In this study, we found two new valuable parameters, the Hellinger distance and Jaccard coefficient; Ernst Hellinger introduced the Hellinger distance in 1909. On the one hand, when we considered the whole lungs, we found that the Hellinger distance was similar between normal lungs and the lungs of patients with positive RT-PCR results, and the coincidence rate of Jaccard coefficient was relatively higher (72.67%). These results were significantly different from those in patients with negative RT-PCR results. Obviously, the histogram analysis of each lesion indicated that there were no differences in the mean, peak and median CT values between the two groups. These two seemingly contradictory results suggest that the findings are similar whether pneumonia manifests as solid or mixed density lesions. However, the Hellinger distance indicated that the GGOs and fibrosis foci distributed in different positions along the curve were significantly different. This is consistent with the literature regarding the radiological characteristics of SARS-CoV-2 infection, such as GGOs and reticular opacities . These quantitative results strongly suggest that the pulmonary manifestations in patients with positive RT-PCR results are relatively more likely to be associated with GGOs and reticular opacities[19, 32]. However, imaging changes may lag behind changes in patients' clinical symptoms, causing clinicians to miss the optimal timing for the RT-PCR.

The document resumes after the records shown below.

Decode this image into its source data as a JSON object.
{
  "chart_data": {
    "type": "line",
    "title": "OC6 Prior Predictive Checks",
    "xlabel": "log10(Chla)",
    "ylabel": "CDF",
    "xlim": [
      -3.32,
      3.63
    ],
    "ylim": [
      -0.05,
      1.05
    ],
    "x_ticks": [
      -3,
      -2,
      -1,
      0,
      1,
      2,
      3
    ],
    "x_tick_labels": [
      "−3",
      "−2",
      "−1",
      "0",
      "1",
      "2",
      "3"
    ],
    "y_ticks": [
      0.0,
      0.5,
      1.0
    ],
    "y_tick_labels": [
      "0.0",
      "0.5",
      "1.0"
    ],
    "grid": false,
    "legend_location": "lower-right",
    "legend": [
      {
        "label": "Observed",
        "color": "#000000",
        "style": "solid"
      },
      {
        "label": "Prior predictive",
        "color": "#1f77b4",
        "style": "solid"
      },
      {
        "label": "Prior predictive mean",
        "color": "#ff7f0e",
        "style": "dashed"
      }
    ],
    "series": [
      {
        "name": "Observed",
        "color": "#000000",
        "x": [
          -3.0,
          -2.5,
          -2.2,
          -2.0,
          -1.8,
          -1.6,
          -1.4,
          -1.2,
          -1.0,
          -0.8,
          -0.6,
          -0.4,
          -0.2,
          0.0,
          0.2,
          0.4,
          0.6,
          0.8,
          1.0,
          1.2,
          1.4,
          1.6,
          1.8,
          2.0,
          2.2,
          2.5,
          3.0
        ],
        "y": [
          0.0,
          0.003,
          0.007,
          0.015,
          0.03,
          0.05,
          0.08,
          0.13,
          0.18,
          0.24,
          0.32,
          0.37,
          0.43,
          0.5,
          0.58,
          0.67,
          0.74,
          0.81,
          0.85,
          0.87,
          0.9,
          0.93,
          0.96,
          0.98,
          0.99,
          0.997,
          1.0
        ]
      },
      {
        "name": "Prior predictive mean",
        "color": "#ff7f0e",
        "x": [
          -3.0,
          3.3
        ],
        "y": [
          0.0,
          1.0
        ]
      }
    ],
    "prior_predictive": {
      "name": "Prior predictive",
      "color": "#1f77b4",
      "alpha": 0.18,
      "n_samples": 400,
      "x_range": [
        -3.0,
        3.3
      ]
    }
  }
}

The diagnostic value was based on a single figure of merit with a test AUCs of 0.63 for the Jaccard coefficient, while the AUC for Hellinger distance was 0.313. Based on these results, we cannot independently diagnose COVID-19 by using only the Hellinger distance and Jaccard coefficient .
Our study had several limitations. First, there is a limited window of time within which to determine the COVID-19 status of pregnant women before they give birth, and the number of cases that could be included was quite limited. Second, due to the limitations on CT radiation doses, it is difficult to perform follow-up CT reexaminations within a short period. Third, although we performed strict image quality control, there were several patients with small pulmonary nodules, which can affect feature extraction from CT images. Finally, other potential causes of CT imaging errors, such as the CT partial volume effect, could not be estimated.